Les données de l'étude auraient pourtant été fort utiles dans tous les débats qui, au cours de la dernière année, ont entouré la crise du logement. Car le document trace le premier portrait précis du parc locatif québécois et l'enquête, dont la solidité méthodologique est assurée, a été menée par deux experts reconnus du milieu, Francine Dansereau, de l'INRS-Urbanisation, et Marc Choko, de l'Université du Québec à Montréal.

On y apprend notamment que le Québec compte 1 250 000 logements locatifs privés et que 59 % d'entre eux se situent dans la région de Montréal. On a toutefois tort d'associer les triplex au marché locatif montréalais. Certes, ils représentent plus du tiers de son parc locatif (37,4 %), mais ils sont bien plus présents en région, où ils comptent pour 47,5 % du marché.

Autre curiosité: c'est à Québec, et non à Montréal, qu'on voit le plus d'immeubles de dix logements et plus, soit 39 % contre 32 %.

Mais qui dit propriétaire ne dit pas nécessairement locataires. En fait, 84 % des 1,7 million de propriétaires du Québec demeurent dans des résidences individuelles.

Plus de 40 % des logements locatifs ont par ailleurs été acquis par leur propriétaire actuel depuis moins de 10 ans. Mais chacun ne se lance pas dans le locatif pour les mêmes raisons. Le propriétaire-occupant veut d'abord se loger, les autres pensent plutôt investissement.

Le locatif rapporte-t-il? L'étude démontre que le revenu annuel moyen par logement locatif au Québec est de 4926 $. Mais ceux qui possèdent des immeubles de 50 logements et plus se détachent du lot puisque le revenu moyen y est de plus de 7900 $.

Les dépenses annuelles moyennes par logement se chiffrent à 705 $ pour l'entretien et à 980 $ pour les rénovations. Ce dernier chiffre s'explique toutefois par le fait que, pour 65 % des logements locatifs, aucune dépense en rénovation n'a été mentionnée lors de l'enquête, ce qui fait baisser la moyenne. Quand un propriétaire rénove, il y consacre environ 2800 $ par logement. Les deux tiers des locataires estiment leur logement en bon état.

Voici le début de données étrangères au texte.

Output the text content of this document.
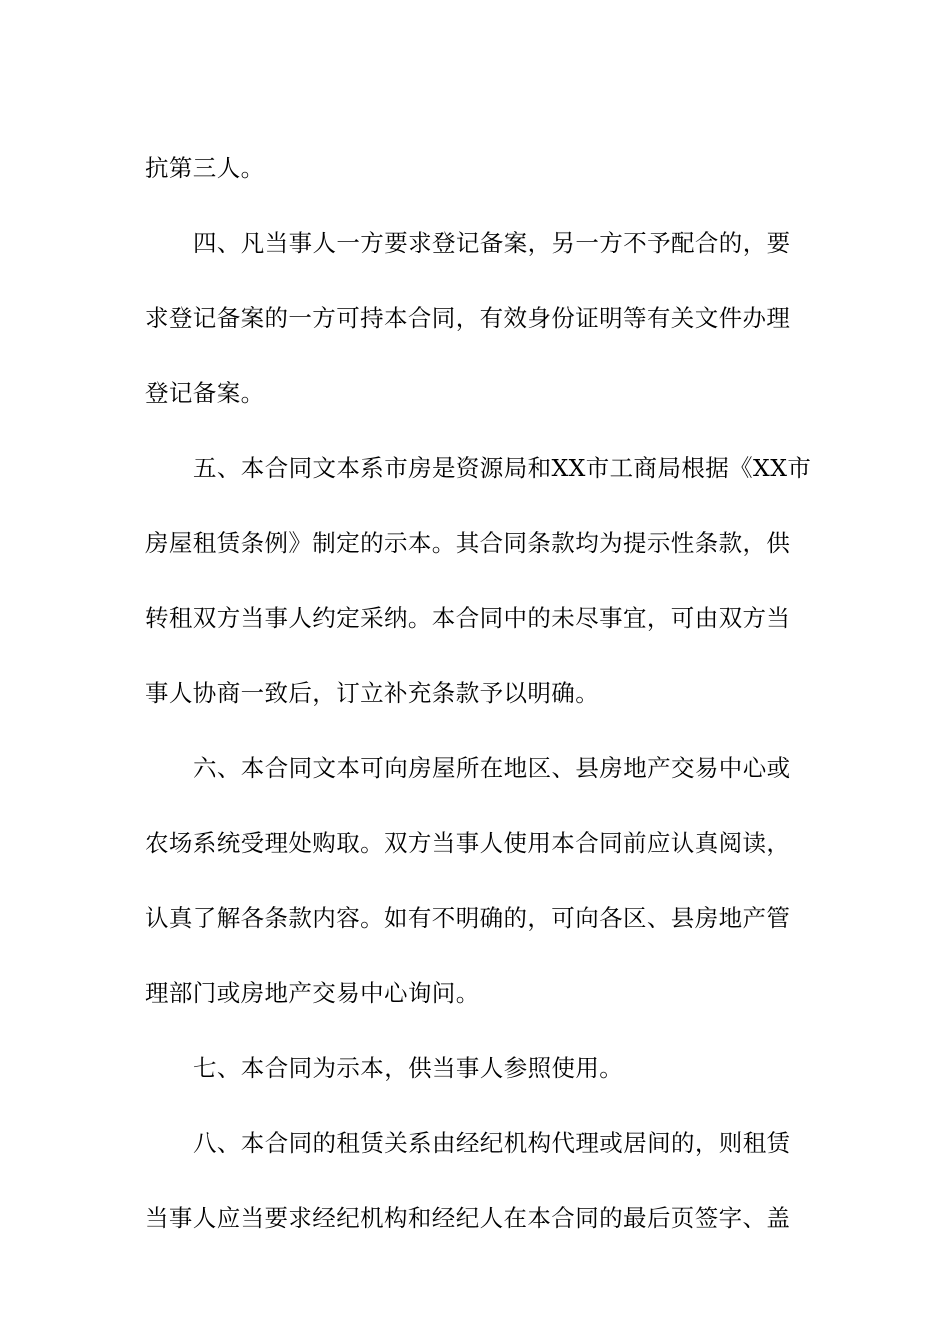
抗第三人。
四、凡当事人一方要求登记备案，另一方不予配合的，要
求登记备案的一方可持本合同，有效身份证明等有关文件办理
登记备案。
五、本合同文本系市房是资源局和XX市工商局根据《XX市
房屋租赁条例》制定的示本。其合同条款均为提示性条款，供
转租双方当事人约定采纳。本合同中的未尽事宜，可由双方当
事人协商一致后，订立补充条款予以明确。
六、本合同文本可向房屋所在地区、县房地产交易中心或
农场系统受理处购取。双方当事人使用本合同前应认真阅读，
认真了解各条款内容。如有不明确的，可向各区、县房地产管
理部门或房地产交易中心询问。
七、本合同为示本，供当事人参照使用。
八、本合同的租赁关系由经纪机构代理或居间的，则租赁
当事人应当要求经纪机构和经纪人在本合同的最后页签字、盖
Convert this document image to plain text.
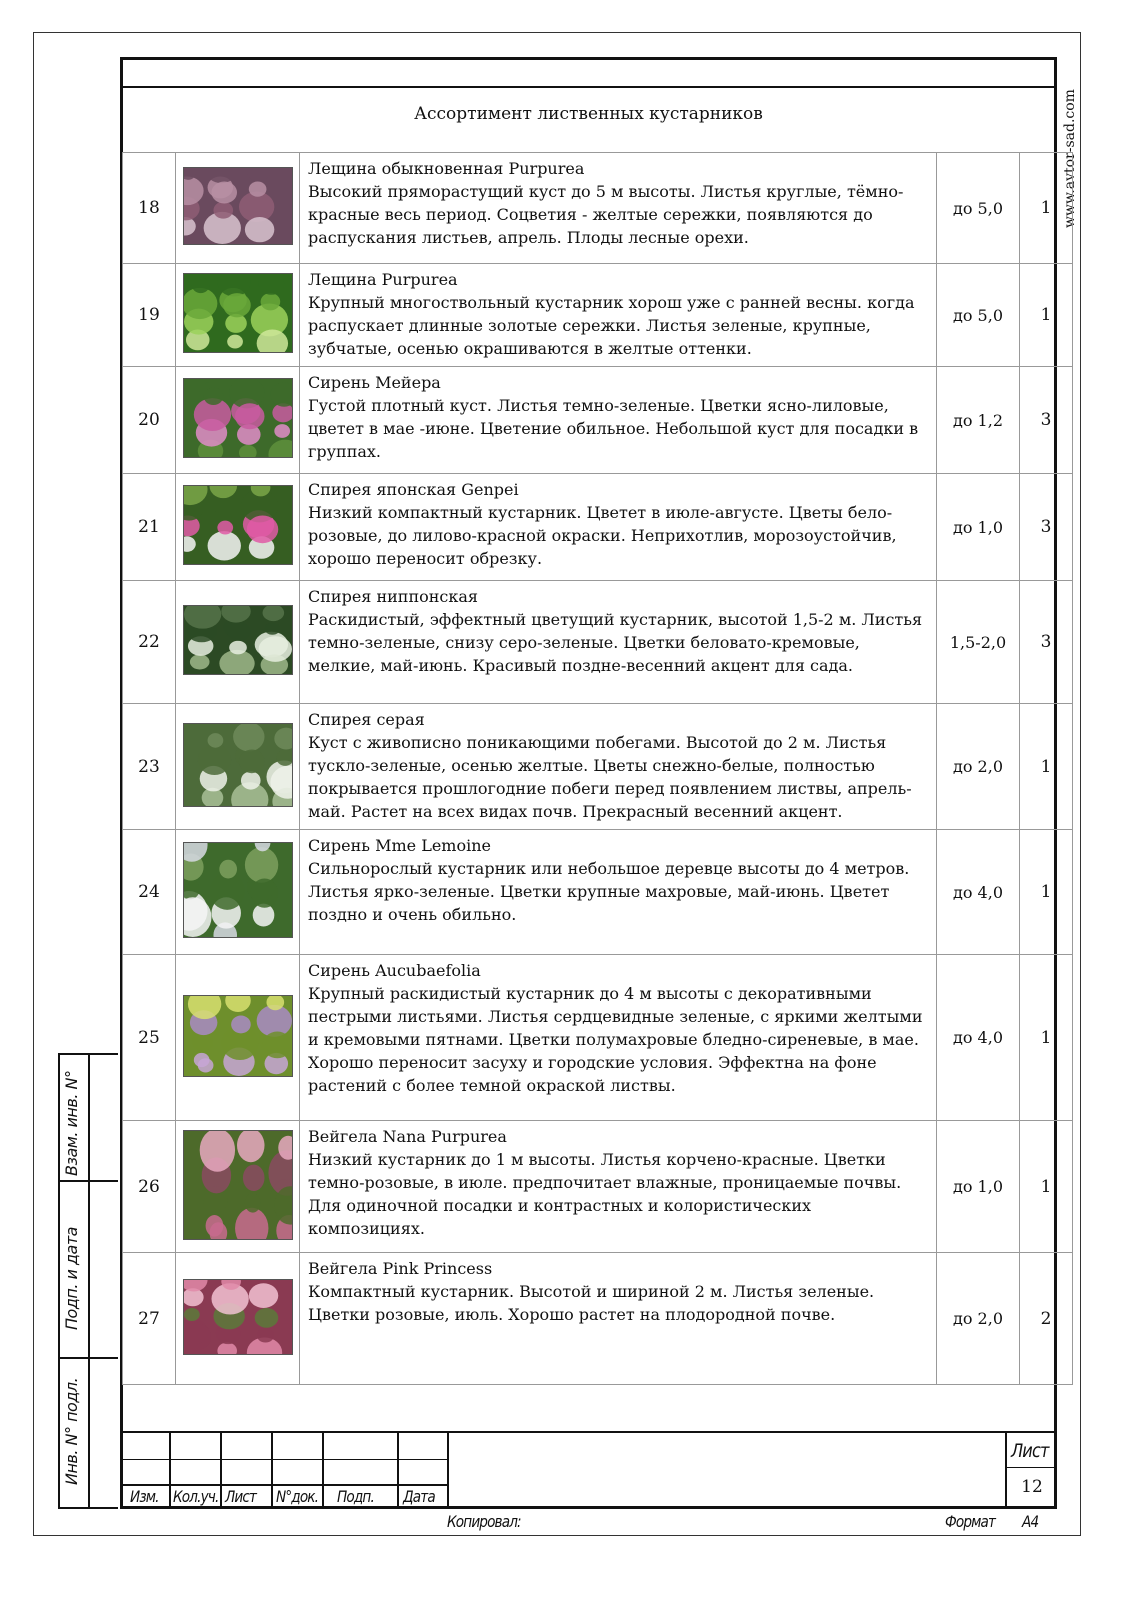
Ассортимент лиственных кустарников	www.avtor-sad.com
18		Лещина обыкновенная Purpurea
Высокий пряморастущий куст до 5 м высоты. Листья круглые, тёмно-красные весь период. Соцветия - желтые сережки, появляются до распускания листьев, апрель. Плоды лесные орехи.	до 5,0	1
19		Лещина Purpurea
Крупный многоствольный кустарник хорош уже с ранней весны. когда распускает длинные золотые сережки. Листья зеленые, крупные, зубчатые, осенью окрашиваются в желтые оттенки.	до 5,0	1
20		Сирень Мейера
Густой плотный куст. Листья темно-зеленые. Цветки ясно-лиловые, цветет в мае -июне. Цветение обильное. Небольшой куст для посадки в группах.	до 1,2	3
21		Спирея японская Genpei
Низкий компактный кустарник. Цветет в июле-августе. Цветы бело-розовые, до лилово-красной окраски. Неприхотлив, морозоустойчив, хорошо переносит обрезку.	до 1,0	3
22		Спирея ниппонская
Раскидистый, эффектный цветущий кустарник, высотой 1,5-2 м. Листья темно-зеленые, снизу серо-зеленые. Цветки беловато-кремовые, мелкие, май-июнь. Красивый поздне-весенний акцент для сада.	1,5-2,0	3
23		Спирея серая
Куст с живописно поникающими побегами. Высотой до 2 м. Листья тускло-зеленые, осенью желтые. Цветы снежно-белые, полностью покрывается прошлогодние побеги перед появлением листвы, апрель-май. Растет на всех видах почв. Прекрасный весенний акцент.	до 2,0	1
24		Сирень Mme Lemoine
Сильнорослый кустарник или небольшое деревце высоты до 4 метров. Листья ярко-зеленые. Цветки крупные махровые, май-июнь. Цветет поздно и очень обильно.	до 4,0	1
25		Сирень Aucubaefolia
Крупный раскидистый кустарник до 4 м высоты с декоративными пестрыми листьями. Листья сердцевидные зеленые, с яркими желтыми и кремовыми пятнами. Цветки полумахровые бледно-сиреневые, в мае. Хорошо переносит засуху и городские условия. Эффектна на фоне растений с более темной окраской листвы.	до 4,0	1
26		Вейгела Nana Purpurea
Низкий кустарник до 1 м высоты. Листья корчено-красные. Цветки темно-розовые, в июле. предпочитает влажные, проницаемые почвы. Для одиночной посадки и контрастных и колористических композициях.	до 1,0	1
27		Вейгела Pink Princess
Компактный кустарник. Высотой и шириной 2 м. Листья зеленые. Цветки розовые, июль. Хорошо растет на плодородной почве.	до 2,0	2
Взам. инв. N°
Подп. и дата
Инв. N° подл.
Изм. Кол.уч. Лист N°док. Подп. Дата
Лист
12
Копировал:	Формат А4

Au total, selon l'étude, le secteur locatif génère des revenus de plus de six milliards de dollars par année. Les pertes y seraient moins importantes qu'on ne le croit: de l'ordre de 148 millions (2,4 % des revenus) pour les logements inoccupés et de 74 millions (1,2 % des revenus) en raison de loyers impayés. Et plus un immeuble est gros, moins il enregistre de pertes.

En fait, plus un propriétaire a de logements, plus il jette un regard satisfait sur l'évolution du secteur et sur les perspectives d'avenir. «Le degré d'optimisme croît en fonction de la taille de l'immeuble», note l'étude.

Enfin, propriétaires et locataires ne présentent pas le même profil. Les locataires sont pauvres: 40 % ont des revenus annuels de moins de 20 000 $. Leurs ménages, à 59 %, sont faits de personnes seules ou de familles monoparentales. Et la moitié des ménages locataires occupent leur logement depuis trois ans ou moins.

Les propriétaires sont massivement en couples (à 75 %); leur revenu médian est d'environ 45 000 $ (les plus pauvres sont les propriétaires-occupants de duplex, les plus riches ceux qui logent dans des immeubles de 50 logements et plus); et plus de 10 % d'entre eux ont une résidence secondaire.

Et le propriétaire occupe son logement pour une durée médiane de 11 ans, soit presque quatre fois plus longtemps que le ménage locataire. L'étude précise toutefois que le quart des propriétaires québécois sont dans le même logement depuis plus de 20 ans. Et quand le propriétaire a des locataires dans son propre immeuble, il est encore plus stable: 37 % des répondants de cette catégorie n'ont pas bougé depuis plus de 20 années.